Search for OR genes in a genome



Input

Mandatory

  • Exonerate alignment file : Max size - 700MB (Sample exonerate alignment) - If bad gateway error is encountered then try splitting genome and run exonerate for each part so that max exonerate file size is 300 MB
  • Genome sequence (FASTA) : Max size - 700MB (Sample genome sequence file) - InsectOR output (along with the user-provided annotations) will be shown in a web-embedded genome viewer.
  • Protein query sequence (FASTA) file : Max size - 700MB (Sample query sequence file) - Same OR query sequence file which was used for exonerate alignment.

Optional

  • User provided gene annotations (GFF format) : Max size - 700MB (Sample gene annotation file) - InsectOR output will be compared with the user-provided annotations.
  • Alignment cluster cutoff - Alignment clusters are identified based on this cutoff. This is the minimum number of alignments needed at a nucleotide position for its inclusion into an alignment cluster. (Default: 1)
  • Predicted protein length completion cutoff - Predicted proteins can be classified as complete or partial based on this cutoff. (Default: 300 amino acids)
  • HMMSEARCH against 7tm_6 - Search for insect olfactory receptor signature (PFAM 7tm_6 family) as additional validation.
  • TMHMM TMH search - Search for Transmembrane Helices (TMH) using TMHMM as additional validation.
  • HMMTOP TMH search - Search for Transmembrane Helices (TMH) using HMMTOP as additional validation.
  • Phobius TMH search - Search for Transmembrane Helices (TMH) using Phobius as additional validation.
  • (If all three TMH predictiors are selected, consensus TMH prediction will be performed.)
  • MAST motif search - Search for known OR motifs in the predicted proteins.
  • Motif file (PSPM format of MEME) for MAST : Max size - 700MB - Users can provide their own motifs for MAST search into the predicted OR proteins. (If MAST option is checked, Default: AfOR motifs) (Sample motif file)
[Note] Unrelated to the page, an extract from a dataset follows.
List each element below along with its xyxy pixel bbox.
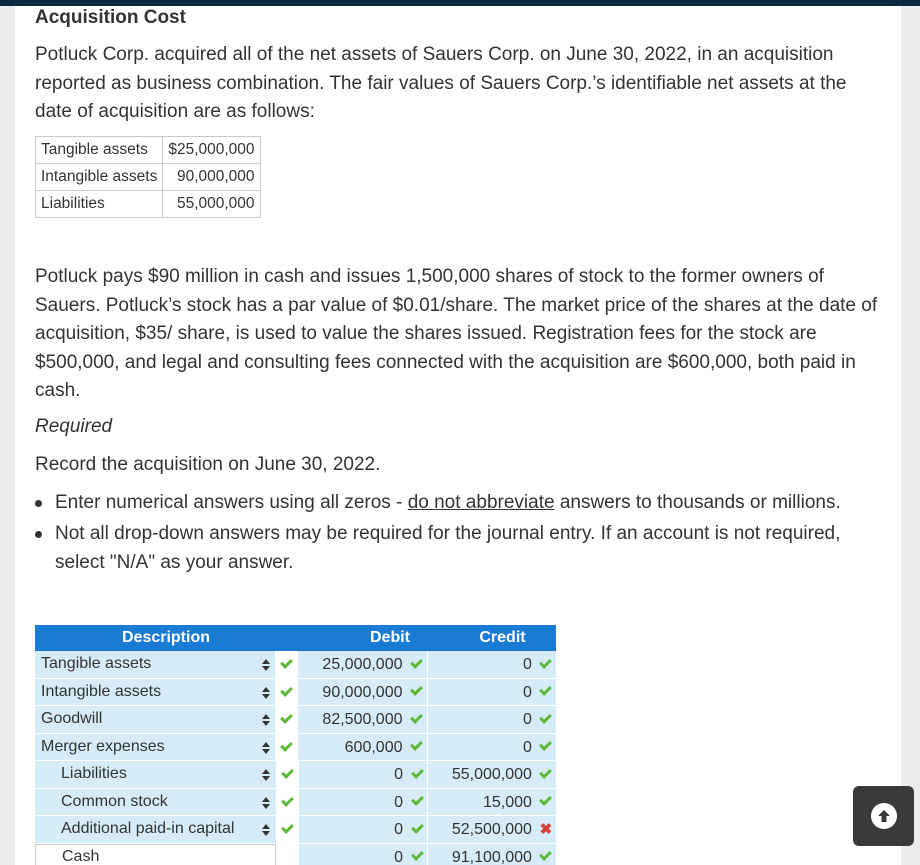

Output files for download and display

  • Summary file
  • Table providing detailed information on each gene/fragment predicted by the algorithm
  • Protein sequence file of predicted ORs/fragments in FASTA format
  • Protein sequence file of predicted ORs/fragments without any pseudogenizing elements in FASTA format
  • Nucleotide sequence file of predicted OR CDSs in FASTA format
  • Detailed gene annotations in GFF format
  • (Only if gene annotation file from another resource is provided) Comparison gene annotation file showing genes/gene fragments predicted by this tools along with overlapping user provided gene annotations. A shorter version of user provided GFF file containing only overalapping annotations with those from this tool. This will help to manually edit the results further.
  • (Only if genome sequence file is provided) Genome viewer (Dalliance) displaying genes/gene fragments predicted by this tool (and from user provided gene annotation file).
  • (Only if corresponding check-box is checked) TMH prediction by TMHMM, HMMTOP and Phobius. If all three are checked, consensus TMH prediction from the three and an html file showing comparison of the four TMH prediction methods is also provided.